The 1980s alt-country underground in New York City - and yes there was such a thing - sparked iconic careers (Jim Lauderdale, John Leventhal and Shawn Colvin for example), and at least two great Americana love stories. Buddy and Julie Miller married there in 1981 in between gigs at the Lone Star Cafe. And when Larry Campbell laid eyes on Teresa Williams at the Bottom Line before a show they were to play together, he declared that he’d marry her, and the rest is history. Her story too.

Forty years later, the Larry and Teresa love affair is palpable and, for the past ten years or so, it’s manifested on stage and record as an official, ever-popular act. One rarely sees married artists who lean into their personal chemistry and musical history with as much vocal power, songwriting prowess, greasy grooves, and instrumental majesty as these two.

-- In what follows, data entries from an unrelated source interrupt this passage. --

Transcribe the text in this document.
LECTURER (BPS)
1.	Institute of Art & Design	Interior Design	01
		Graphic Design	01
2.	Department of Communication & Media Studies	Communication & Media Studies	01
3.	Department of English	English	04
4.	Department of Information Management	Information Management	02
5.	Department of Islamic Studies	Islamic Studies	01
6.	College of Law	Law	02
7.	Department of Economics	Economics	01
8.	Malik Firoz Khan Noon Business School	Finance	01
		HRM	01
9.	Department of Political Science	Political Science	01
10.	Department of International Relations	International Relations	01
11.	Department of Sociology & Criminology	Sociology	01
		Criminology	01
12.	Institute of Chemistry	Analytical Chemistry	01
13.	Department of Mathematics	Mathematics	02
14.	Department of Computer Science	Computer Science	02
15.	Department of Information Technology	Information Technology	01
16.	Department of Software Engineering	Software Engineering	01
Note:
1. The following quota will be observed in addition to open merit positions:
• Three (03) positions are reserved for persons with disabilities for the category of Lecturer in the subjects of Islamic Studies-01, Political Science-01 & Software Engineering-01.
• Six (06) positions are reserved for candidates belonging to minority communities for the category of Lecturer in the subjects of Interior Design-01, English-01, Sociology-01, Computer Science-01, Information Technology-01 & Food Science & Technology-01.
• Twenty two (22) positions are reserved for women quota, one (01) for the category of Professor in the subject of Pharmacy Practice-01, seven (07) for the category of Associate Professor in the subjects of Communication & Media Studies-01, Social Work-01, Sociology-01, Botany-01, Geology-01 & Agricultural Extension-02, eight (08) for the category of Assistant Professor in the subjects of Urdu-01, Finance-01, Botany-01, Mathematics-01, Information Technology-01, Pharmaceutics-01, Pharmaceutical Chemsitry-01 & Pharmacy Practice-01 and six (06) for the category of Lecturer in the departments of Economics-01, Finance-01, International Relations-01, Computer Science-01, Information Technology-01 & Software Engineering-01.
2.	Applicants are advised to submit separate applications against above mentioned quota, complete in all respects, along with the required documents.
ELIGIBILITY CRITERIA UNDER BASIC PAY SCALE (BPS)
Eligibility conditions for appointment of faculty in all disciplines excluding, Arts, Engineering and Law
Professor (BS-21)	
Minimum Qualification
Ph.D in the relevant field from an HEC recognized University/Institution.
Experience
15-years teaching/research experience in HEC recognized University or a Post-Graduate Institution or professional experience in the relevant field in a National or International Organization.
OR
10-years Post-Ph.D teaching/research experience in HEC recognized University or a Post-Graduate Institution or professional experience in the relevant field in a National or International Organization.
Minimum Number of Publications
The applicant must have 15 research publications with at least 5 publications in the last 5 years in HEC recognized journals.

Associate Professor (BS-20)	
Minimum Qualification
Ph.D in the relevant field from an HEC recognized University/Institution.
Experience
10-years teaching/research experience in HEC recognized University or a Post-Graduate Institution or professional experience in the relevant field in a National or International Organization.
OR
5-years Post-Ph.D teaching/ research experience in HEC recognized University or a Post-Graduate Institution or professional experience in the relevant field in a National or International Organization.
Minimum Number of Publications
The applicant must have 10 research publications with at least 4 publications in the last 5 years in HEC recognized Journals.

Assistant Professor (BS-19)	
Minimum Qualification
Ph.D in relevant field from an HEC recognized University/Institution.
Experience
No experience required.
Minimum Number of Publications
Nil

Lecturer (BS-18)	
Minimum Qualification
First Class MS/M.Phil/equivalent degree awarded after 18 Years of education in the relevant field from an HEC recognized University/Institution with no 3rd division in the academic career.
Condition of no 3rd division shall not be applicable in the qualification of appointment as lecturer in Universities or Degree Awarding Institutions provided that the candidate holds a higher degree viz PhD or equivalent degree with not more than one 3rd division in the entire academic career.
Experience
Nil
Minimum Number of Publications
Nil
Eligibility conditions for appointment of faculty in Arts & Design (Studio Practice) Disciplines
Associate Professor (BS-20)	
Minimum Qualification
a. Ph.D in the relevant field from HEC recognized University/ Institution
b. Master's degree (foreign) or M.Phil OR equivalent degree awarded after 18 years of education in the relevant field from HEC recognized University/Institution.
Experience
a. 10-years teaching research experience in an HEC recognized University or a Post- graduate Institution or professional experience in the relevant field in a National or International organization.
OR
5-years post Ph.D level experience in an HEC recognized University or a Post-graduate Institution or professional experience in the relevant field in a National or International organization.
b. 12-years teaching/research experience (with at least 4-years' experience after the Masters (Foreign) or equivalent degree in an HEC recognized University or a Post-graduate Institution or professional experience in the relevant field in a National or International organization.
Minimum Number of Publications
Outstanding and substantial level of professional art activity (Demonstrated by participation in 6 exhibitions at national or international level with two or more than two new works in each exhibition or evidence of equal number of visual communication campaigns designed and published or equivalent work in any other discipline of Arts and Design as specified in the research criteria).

I first caught them live in 2015 at Music City Roots when their duo project was quite new, and between their whip-crack original song “Surrender To Love” and their inspired cover of “Keep Your Lamp Trimmed And Burning,” all of us were astonished at their unified and soulful sound. I wrote then that their tour was “a coming out party for what should be a vital force in Americana for many years,” and it appears that prediction has held up.

Before their musical union, Larry and Teresa pursued separate, sometimes overlapping careers as studio and stage musicians. Teresa sang with Mavis Staples, Jackson Browne, and eventually Levon Helm, about whom more is to come. Campbell played on some of those same gigs too, but is best known to some for his long stint with Bob Dylan’s “Never Ending Tour.” His producing career has been exceptional as well, landing three Grammy Awards. He’s been a regular member of the Americana Honors and Awards house band, and he’s winner of a Lifetime Achievement Award from the AMA.

Now the couple is out touring in support of their third studio album, lovingly titled All This Time from the always nourishing label Royal Potato Family. Last month, before a show at 3rd & Lindsley here in Nashville, I got to sit backstage with Larry and Teresa to hear about recent developments, about Larry’s difficult recovery from Covid, and about the decision to formalize their music making and form a true duo. This will be little surprise to married folks, but they remember it differently.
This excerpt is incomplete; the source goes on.